HERE ARE SOME PERTINENT CLAUSES OF THE CONTRACT
Nature of Relationship. The business relationship between the Consultant and the Company shall be that of independent contractor and not employer-employee or principal-agent. Neither party shall have the authority to legally bind the other in contract, debt or otherwise.
Competition. The Consultant represents that it is not currently engaged in creating or operating a secondary securities marketplace that includes the buying or selling of previously-issued restricted and/or unlisted securities and that it is not currently providing products or services to any entity that is creating
or operating such a securities marketplace, and agrees that it will not create or operate such a marketplace or provide products or services to such a marketplace during the term of this agreement and for a period of one(1) year thereafter without the prior written consent of the Company.
Termination. The consulting services provided by this Agreement can be terminated by Company or Consultant without stated cause at any time on delivery of written notice. compensation due pursuant to Exhibit A of this Agreement will be prorated to the date of termination and timely paid, along with
incurred expenses to date of termination.
The Company and the Consultant agree that this Agreement is made pursuant to and will be governed under the internal laws of the State of California. Both parties agree to accept service of process to appear in any legal proceeding pertaining to this Agreement and all such proceedings shall be exclusively initiated and conducted in the County of San Diego, State of California.
If any provision in this Agreement is held by a court of competent jurisdiction to be invalid, void, or unenforceable, the remaining provisions will nevertheless continue in full force without being impaired or invalidated in any way.
Any controversy or claim arising out of or relating to this Agreement or the breach thereof, shall be resolved by binding arbitration, in accordance with the rules and regulations of the American Arbitration Association as such rules may be amended. The parties agree that they will abide by and perform any
award rendered in any such arbitration and that any court having jurisdiction may issue a final judgment based upon any such award. If either party retains counsel to enforce its rights against the other party, then the prevailing party in any ensuing action shall be entitled, in addition to any damages, to the award of costs and reasonable attorney’s fees.

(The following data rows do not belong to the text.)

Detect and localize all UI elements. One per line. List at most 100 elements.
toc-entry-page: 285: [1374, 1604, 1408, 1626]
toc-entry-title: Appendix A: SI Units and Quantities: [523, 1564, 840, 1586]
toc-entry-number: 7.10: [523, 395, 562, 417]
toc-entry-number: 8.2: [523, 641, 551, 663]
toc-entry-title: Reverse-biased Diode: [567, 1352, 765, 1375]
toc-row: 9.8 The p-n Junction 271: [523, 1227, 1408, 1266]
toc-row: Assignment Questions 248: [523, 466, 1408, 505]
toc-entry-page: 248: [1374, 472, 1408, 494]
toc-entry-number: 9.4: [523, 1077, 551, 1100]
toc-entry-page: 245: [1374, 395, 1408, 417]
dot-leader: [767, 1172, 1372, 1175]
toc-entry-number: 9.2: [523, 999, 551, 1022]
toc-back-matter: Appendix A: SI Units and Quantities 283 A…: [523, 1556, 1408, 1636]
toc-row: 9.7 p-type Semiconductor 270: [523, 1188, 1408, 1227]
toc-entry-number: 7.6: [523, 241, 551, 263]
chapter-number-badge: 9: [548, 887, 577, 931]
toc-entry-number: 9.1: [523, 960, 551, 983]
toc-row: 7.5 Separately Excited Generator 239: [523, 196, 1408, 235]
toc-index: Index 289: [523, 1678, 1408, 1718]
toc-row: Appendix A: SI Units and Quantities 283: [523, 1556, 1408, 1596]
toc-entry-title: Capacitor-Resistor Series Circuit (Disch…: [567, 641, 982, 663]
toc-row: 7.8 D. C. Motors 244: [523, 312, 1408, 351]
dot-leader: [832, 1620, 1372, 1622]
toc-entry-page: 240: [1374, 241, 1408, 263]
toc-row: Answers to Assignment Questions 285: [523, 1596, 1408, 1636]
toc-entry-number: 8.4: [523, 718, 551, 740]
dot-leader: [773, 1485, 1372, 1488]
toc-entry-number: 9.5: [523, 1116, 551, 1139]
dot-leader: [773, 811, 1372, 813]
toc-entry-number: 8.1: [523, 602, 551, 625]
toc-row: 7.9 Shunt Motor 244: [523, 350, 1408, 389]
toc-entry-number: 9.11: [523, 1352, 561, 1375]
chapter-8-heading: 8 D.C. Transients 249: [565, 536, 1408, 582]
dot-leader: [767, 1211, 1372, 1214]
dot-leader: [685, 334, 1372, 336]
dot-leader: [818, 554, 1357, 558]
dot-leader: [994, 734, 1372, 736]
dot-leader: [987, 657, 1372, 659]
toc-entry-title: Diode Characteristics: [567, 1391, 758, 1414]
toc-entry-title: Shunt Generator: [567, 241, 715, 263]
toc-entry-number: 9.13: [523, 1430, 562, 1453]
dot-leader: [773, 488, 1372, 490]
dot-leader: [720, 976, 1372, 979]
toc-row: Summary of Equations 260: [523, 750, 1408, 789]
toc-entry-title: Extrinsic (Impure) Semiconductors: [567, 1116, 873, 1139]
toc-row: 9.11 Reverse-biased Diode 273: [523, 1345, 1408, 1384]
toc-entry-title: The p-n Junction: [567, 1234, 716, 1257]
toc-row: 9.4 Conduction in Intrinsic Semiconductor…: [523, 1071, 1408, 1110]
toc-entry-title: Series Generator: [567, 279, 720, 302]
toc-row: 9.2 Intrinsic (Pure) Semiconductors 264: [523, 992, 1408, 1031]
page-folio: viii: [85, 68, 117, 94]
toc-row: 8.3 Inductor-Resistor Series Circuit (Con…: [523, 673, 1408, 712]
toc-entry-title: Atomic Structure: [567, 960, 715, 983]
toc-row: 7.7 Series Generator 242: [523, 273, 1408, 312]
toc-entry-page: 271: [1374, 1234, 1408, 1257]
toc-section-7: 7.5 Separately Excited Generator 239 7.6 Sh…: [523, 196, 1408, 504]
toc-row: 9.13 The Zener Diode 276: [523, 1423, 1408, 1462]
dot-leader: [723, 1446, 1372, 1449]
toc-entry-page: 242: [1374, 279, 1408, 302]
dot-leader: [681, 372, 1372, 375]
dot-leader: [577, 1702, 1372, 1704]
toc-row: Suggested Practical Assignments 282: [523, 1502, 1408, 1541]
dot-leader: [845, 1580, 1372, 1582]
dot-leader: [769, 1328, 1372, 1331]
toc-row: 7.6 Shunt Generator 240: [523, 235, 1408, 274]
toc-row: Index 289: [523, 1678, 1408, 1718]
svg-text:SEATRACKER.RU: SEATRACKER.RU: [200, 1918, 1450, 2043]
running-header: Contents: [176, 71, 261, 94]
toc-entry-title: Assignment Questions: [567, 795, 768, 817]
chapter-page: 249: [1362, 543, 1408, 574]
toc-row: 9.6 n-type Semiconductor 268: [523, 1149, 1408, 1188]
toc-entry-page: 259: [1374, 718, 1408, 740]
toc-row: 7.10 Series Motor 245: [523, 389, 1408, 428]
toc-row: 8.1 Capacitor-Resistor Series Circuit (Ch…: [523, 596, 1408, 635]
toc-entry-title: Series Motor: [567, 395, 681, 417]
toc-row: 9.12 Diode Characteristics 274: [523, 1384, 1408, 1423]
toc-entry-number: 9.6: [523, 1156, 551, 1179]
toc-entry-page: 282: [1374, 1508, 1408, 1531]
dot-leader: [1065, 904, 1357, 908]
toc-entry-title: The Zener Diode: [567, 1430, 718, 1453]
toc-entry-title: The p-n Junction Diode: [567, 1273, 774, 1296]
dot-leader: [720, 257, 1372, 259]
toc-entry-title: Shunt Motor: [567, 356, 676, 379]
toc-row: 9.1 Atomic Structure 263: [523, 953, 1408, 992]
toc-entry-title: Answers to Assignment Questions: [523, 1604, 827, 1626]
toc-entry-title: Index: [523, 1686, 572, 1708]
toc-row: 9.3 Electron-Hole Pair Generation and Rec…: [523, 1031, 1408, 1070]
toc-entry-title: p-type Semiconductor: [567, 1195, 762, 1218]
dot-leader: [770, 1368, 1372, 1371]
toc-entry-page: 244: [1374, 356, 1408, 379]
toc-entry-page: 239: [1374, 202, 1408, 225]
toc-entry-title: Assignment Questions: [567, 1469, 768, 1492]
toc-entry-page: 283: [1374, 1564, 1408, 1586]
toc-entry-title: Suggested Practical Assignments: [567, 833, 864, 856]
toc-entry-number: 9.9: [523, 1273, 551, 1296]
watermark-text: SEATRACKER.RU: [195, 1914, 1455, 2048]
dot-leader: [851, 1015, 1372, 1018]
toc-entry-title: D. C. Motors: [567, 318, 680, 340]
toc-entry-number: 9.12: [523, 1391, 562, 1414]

(g) The Parties agree that in the event of a breach or threatened breach by the other, including its employees, subcontractors, consultants or agents, of the provisions of this Agreement, there may be no adequate remedy available in money or damages and, accordingly, each will be entitled to injunctive and other equitable relief for such breach in addition to and not in limitation of any other legal or equitable remedies to which it would otherwise be entitled.